The economic crisis that propelled him into office has created this opportunity. It provides the justification for spending programmes that would be denounced in normal times as reckless experiments in an un-American socialism. The cost of the plans announced in these early days of his presidency is already heading towards a cool $1 trillion. Andrew Rawnsley is Associate Editor and Chief Political Commentator, The Observer Some of this is to be directed into public works programmes, a new New Deal. This makes considerable sense. America has a creaking infrastructure and a stricken construction industry. But such enormous spending programmes are hardly without risk. No one is yet sure how intelligently or stupidly these mind-boggling sums will be spent. If the money is shovelled out without due diligence, a lot of it may end up in the wrong hands, being spent in unproductive ways. Congressmen will pursue their timeless vice of voting for 'pork-barrel' projects of dubious merit to please their constituents. Billions of dollars will be squandered if they are used to construct lots of bridges to nowhere.

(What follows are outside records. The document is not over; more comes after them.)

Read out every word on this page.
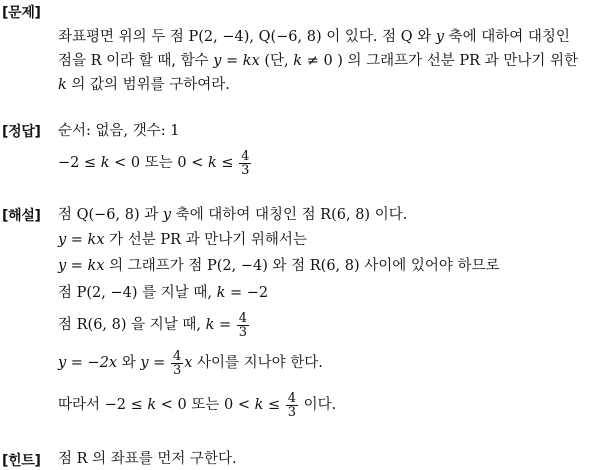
[문제]
좌표평면 위의 두 점 P(2, −4), Q(−6, 8) 이 있다. 점 Q 와 y 축에 대하여 대칭인
점을 R 이라 할 때, 함수 y = kx (단, k ≠ 0 ) 의 그래프가 선분 PR 과 만나기 위한
k 의 값의 범위를 구하여라.
[정답] 순서: 없음, 갯수: 1
−2 ≤ k < 0 또는 $0 < k \le \frac{4}{3}$
[해설] 점 Q(−6, 8) 과 y 축에 대하여 대칭인 점 R(6, 8) 이다.
y = kx 가 선분 PR 과 만나기 위해서는
y = kx 의 그래프가 점 P(2, −4) 와 점 R(6, 8) 사이에 있어야 하므로
점 P(2, −4) 를 지날 때, k = −2
점 R(6, 8) 을 지날 때, $k = \frac{4}{3}$
y = −2x 와 $y = \frac{4}{3}$ x 사이를 지나야 한다.
따라서 −2 ≤ k < 0 또는 $0 < k \le \frac{4}{3}$ 이다.
[힌트] 점 R 의 좌표를 먼저 구한다.
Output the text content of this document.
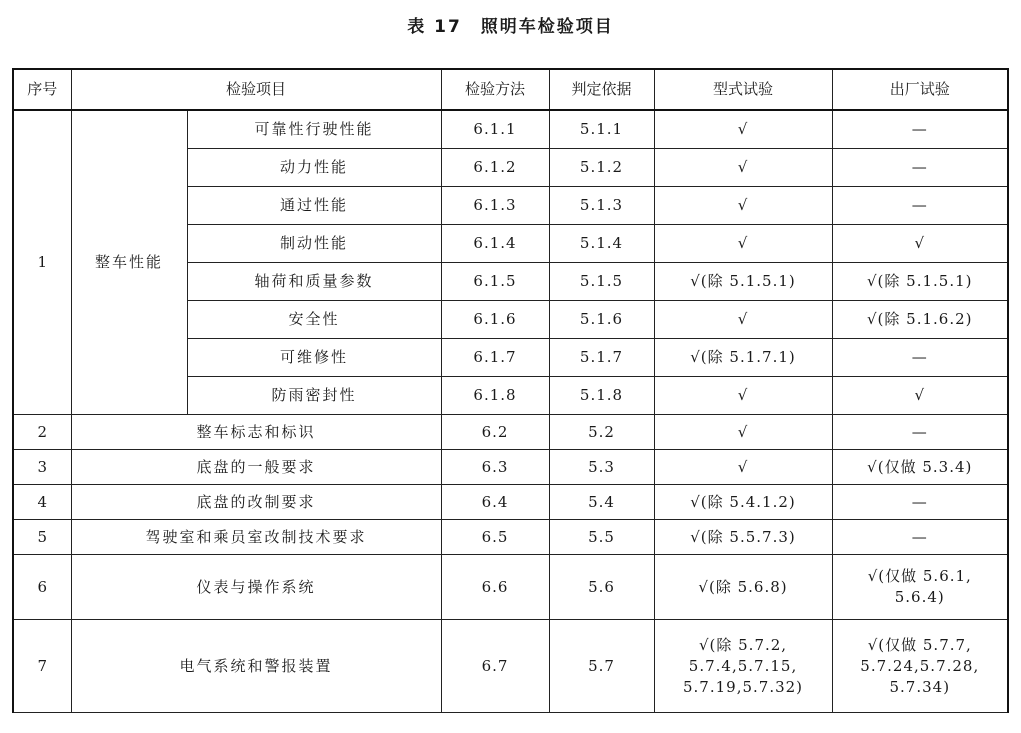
表 17　照明车检验项目
序号	检验项目		检验方法	判定依据	型式试验	出厂试验
1	整车性能	可靠性行驶性能	6.1.1	5.1.1	√	—
		动力性能	6.1.2	5.1.2	√	—
		通过性能	6.1.3	5.1.3	√	—
		制动性能	6.1.4	5.1.4	√	√
		轴荷和质量参数	6.1.5	5.1.5	√(除 5.1.5.1)	√(除 5.1.5.1)
		安全性	6.1.6	5.1.6	√	√(除 5.1.6.2)
		可维修性	6.1.7	5.1.7	√(除 5.1.7.1)	—
		防雨密封性	6.1.8	5.1.8	√	√
2	整车标志和标识		6.2	5.2	√	—
3	底盘的一般要求		6.3	5.3	√	√(仅做 5.3.4)
4	底盘的改制要求		6.4	5.4	√(除 5.4.1.2)	—
5	驾驶室和乘员室改制技术要求		6.5	5.5	√(除 5.5.7.3)	—
6	仪表与操作系统		6.6	5.6	√(除 5.6.8)	√(仅做 5.6.1,
5.6.4)
7	电气系统和警报装置		6.7	5.7	√(除 5.7.2,
5.7.4,5.7.15,
5.7.19,5.7.32)	√(仅做 5.7.7,
5.7.24,5.7.28,
5.7.34)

There is no exact historical precedent for the scale of the challenges confronting Obama, but the most useful comparison is with Franklin D. Roosevelt when he arrived in the White House in 1933. Roosevelt and his colleagues did not really have a grand plan for tackling the Great Depression. They were often making things up as they went along and making mistakes as they did so. Roosevelt argued that it was "commonsense to take a method and try it. If it fails, admit it frankly and try another. But above all, try something."
Obama also seems to be of an improvisational temperament. He often says that "my interest is in finding something that works" and is as fond of remarking that "I'll listen to any good idea, wherever it comes from."
He has made a promise - how true he is to it, we shall see - that he will lead an administration "that admits when it makes mistakes and adapts itself to new information, that believes in making decisions based on facts and on science as opposed to what is politically expedient". Obama has explicitly said that his approach "means a government that is not ideologically driven. It means a government that is competent."
Open to negotiation
Everything we have learnt about Obama – from his early days in office, from his campaign, from his brief time in the Senate, from his period as President of the Harvard Law Review – suggests that he is a rational, complex and questioning individual.
Obama is open to negotiation about how to approach things. He is confident enough to build a team filled with strong personalities with their own ideas. His Cabinet appointments show that he values talent and experience over ideology or personal loyalty. He has given the most senior job in the Cabinet to Hillary Clinton, his rival for the nomination, and placed two Republicans in critical national security roles. It will be a stiff test of his management skills to harness all those big egos behind a common purpose. Fail, and he will end up with an administration riven by faction fights. He will also need the intelligence and judgement to choose between their advice when it clashes. One of the truer things said by George W. Bush is that a president has to be "the decider". Fail in that role and Obama cannot succeed as a president.